We are developing the social individualist meta-context for the future. From the very serious to the extremely frivolous... lets see what is on the mind of the Samizdata people.

Samizdata, derived from Samizdat /n. - a system of clandestine publication of banned literature in the USSR [Russ.,= self-publishing house]

Samizdata quote of the day

Even “knobhead” makes six appearances.

– Matt Scott, reporting on the judgment in the John Terry racism trial for the Telegraph. This trial holds the distinction of making everyone involved, from the accused, to the accuser, to the sport’s governing body, up to the politicians who came up with the law, look very stupid indeed.

10 comments to Samizdata quote of the day

  • PersonFromPorlock

    Oh, well, soccer. N’importante.

  • Regional

    Politicians need no help to look stupid.

  • I am always pleased in a nasty sort of way to see the progressives dismayed. I am pleased in a more creditable way to see free speech reinforced.

    Regarding Mr Terry’s explanation of how he came to say those words; it certainly could be true. Though, as a general observation utterly unrelated to anything else in this comment, how sad it is when a good lawyer’s ingenuity and creativity must go forever unacknowledged.

  • Ed

    Football is extremely unimportant. But here we have a footballer being prosecuted by the state for insulting a rival competitor.
    I am the only person I can find on the web who has tried to raise this as a free speech issue.

    http://edwardburroughs.wordpress.com/2012/07/13/socrates-galileo-and-john-terry/

  • Stephen Willmer

    Natalie, you’re surely not suggesting Terry’s lawyers made up his defence….

  • Johnathan Pearce

    Massive waste of time and money. (The court case that is, not Chelsea FC).

  • llamas

    Let me get this straight.

    A professional football player is/was being criminally prosecuted for words that he said to another professional football player, both of them being on a football field and playing at the time?

    Really?

    Really?

    I heard Little Steven recounting on the radio this morning that a massive concert in Hyde Park was summarily ended in mid-performance because some petty functionary enforced a curfew.

    Really?

    Really?

    Little Steven may have the right way of it when he referred to Britain as a ‘police state’. Probably because he knows not from the term ‘jobsworth’. But that’s what (it would appear) the whole country is descending into – a collective of pecksniffing pettifoggers, eagerly sniffing out the most trivial infractions, even as (in the words of Hunter S. Thompson), ‘thieves and pimps run free.’

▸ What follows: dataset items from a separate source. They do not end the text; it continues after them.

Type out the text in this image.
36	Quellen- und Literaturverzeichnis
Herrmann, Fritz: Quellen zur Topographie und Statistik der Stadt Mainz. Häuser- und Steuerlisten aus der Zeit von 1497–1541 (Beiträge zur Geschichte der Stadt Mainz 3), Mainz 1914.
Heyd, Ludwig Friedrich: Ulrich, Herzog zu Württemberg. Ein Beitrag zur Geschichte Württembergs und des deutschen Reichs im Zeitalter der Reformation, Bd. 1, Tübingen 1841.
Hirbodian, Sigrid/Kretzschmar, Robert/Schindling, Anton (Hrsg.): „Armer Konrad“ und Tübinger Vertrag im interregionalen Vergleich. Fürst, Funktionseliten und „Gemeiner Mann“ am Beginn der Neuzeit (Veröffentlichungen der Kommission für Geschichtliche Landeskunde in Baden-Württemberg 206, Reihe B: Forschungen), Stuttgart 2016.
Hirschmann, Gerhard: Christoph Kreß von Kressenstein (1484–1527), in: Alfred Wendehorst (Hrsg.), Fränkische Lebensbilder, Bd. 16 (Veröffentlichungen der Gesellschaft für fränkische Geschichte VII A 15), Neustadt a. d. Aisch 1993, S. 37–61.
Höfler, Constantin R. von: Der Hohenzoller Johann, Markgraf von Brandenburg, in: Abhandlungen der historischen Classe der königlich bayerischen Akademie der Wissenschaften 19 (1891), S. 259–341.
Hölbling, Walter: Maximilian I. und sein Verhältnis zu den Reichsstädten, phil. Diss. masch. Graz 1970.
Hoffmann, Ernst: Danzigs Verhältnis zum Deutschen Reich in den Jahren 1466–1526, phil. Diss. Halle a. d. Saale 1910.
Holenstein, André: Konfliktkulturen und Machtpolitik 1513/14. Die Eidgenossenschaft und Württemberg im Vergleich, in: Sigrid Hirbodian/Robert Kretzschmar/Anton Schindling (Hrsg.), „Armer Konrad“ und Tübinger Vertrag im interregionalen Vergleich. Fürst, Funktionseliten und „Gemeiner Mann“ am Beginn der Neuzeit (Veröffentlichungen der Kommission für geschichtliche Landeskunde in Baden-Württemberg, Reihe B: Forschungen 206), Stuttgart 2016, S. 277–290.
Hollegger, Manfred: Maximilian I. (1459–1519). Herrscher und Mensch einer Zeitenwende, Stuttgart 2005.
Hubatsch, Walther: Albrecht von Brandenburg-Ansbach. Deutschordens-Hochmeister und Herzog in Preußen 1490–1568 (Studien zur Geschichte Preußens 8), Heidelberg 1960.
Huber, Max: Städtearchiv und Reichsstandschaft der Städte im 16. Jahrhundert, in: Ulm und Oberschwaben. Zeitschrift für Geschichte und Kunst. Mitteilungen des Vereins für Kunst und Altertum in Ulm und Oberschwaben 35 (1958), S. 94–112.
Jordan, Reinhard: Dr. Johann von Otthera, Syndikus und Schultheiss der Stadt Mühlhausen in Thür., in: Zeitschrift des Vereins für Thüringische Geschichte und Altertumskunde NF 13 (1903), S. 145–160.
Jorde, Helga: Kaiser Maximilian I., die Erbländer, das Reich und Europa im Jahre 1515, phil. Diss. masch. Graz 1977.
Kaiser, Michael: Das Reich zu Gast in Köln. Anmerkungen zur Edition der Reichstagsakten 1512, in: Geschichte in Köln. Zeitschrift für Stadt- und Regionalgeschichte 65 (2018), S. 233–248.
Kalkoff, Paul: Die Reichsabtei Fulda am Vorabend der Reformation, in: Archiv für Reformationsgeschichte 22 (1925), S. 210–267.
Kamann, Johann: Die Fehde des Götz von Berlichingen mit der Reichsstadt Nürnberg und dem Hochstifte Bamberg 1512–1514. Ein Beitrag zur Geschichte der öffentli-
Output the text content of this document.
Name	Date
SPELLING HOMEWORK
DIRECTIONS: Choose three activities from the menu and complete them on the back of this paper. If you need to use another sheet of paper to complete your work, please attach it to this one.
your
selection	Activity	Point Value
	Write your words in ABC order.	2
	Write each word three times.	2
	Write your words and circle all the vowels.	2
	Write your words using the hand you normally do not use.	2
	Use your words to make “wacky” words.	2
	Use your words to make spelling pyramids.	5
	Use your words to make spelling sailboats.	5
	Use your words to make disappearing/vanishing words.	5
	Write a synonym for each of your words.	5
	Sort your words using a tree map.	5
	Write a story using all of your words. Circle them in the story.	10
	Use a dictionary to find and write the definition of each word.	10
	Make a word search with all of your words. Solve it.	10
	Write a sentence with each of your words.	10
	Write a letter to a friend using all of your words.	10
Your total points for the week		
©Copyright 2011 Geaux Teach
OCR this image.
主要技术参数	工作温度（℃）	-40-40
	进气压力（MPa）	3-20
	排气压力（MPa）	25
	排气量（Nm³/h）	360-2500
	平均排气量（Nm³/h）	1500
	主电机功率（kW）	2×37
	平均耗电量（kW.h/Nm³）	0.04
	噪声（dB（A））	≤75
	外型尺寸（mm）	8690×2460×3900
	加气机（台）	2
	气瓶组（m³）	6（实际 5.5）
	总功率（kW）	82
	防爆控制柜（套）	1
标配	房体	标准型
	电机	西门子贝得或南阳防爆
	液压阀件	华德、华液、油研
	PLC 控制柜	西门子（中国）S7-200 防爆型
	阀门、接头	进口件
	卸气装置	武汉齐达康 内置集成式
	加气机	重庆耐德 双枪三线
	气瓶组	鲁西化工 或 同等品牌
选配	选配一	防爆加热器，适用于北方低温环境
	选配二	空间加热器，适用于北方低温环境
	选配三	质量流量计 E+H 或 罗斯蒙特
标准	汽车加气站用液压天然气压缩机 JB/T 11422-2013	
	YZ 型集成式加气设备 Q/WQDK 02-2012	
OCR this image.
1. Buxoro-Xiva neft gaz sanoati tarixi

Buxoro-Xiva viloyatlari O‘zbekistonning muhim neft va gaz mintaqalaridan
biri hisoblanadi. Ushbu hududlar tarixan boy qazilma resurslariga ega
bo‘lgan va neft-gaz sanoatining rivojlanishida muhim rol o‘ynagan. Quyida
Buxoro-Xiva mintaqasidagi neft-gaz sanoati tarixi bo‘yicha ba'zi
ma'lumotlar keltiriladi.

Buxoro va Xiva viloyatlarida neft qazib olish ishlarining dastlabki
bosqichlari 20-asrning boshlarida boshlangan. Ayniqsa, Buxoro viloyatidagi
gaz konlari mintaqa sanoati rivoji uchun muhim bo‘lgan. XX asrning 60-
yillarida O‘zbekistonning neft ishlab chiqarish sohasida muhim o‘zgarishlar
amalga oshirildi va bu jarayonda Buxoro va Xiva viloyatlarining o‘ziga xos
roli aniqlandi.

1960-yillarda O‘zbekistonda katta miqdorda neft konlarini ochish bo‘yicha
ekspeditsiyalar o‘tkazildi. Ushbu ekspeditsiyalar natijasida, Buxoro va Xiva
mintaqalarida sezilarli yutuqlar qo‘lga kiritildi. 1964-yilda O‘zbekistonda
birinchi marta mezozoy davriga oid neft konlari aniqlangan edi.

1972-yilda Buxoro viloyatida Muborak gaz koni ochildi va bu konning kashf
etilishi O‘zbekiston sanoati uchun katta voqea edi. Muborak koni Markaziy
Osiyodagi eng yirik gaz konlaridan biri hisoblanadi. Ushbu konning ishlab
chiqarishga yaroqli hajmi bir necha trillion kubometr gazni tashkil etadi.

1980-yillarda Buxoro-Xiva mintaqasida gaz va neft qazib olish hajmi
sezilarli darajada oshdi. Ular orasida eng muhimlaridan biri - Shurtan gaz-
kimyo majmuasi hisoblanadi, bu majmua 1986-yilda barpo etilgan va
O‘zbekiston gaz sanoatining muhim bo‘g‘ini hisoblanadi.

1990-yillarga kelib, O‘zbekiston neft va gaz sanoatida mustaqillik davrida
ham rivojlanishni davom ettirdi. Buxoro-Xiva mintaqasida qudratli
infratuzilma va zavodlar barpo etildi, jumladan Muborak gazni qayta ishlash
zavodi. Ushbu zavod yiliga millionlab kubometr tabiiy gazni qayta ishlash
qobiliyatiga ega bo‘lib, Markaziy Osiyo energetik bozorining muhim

    You should wish for a police state. Instead you are being eaten to death in a thousand tiny bureaucratic bites. And, I feel sure, in both of the typically-insane actions described above, a mouthpiece of the state will duly speak out and defend these actions as being right, and proper, and completely in the public interest. After all, the rules are quite clear!

    Not Buttle! TUTTLE! Brazil, here you come.

    llater,

    llamas

  • Stephen Willmer,
    In the immortal words of Francis Urquhart,
    “You may say that. I couldn’t possibly comment.”

  • Johnathan Pearce

    A pity that the quality of football banter is so poor. I remember a funny incident, back from the early 70s. A referee booked Liverpool’s Emlyn Hughes (remember him?) for a late tackle on a player. “What do you mean, `late’? I got here as soon as I could, Ref”

  • Paul Marks

    Only a few years ago there were television comedy shows where such racist language was normal – true the characters who used it were normally unsympathetic, but the idea that using this language should be a CRIMINAL OFFENCE would have seemed like science fiction.

    A social revolution has taken place in which the practice of freedom of speech has been destroyed and being rude (if the rudeness is rational, or sexual or…..) is now a CRIME.

    I suspect that the battle was lost back in the 1980s with the term “polticial correctness GONE MAD”.

    “Gone mad” implies that political correctness is a good idea that is only a bad thing if taken to an extreme.

    Political correctness (the Cultural Marxism of the Frankfurt School) is actually an evil idea – a weapon to use against “capitalist” society.

    But the PRINCIPLE was accepted as good – with only exterme “gone mad” examples, being considered bad.

    Thus the fight to preseve freedom was lost.

    It will not stay at racial speech – it will, of course, spread (as it was always indended to).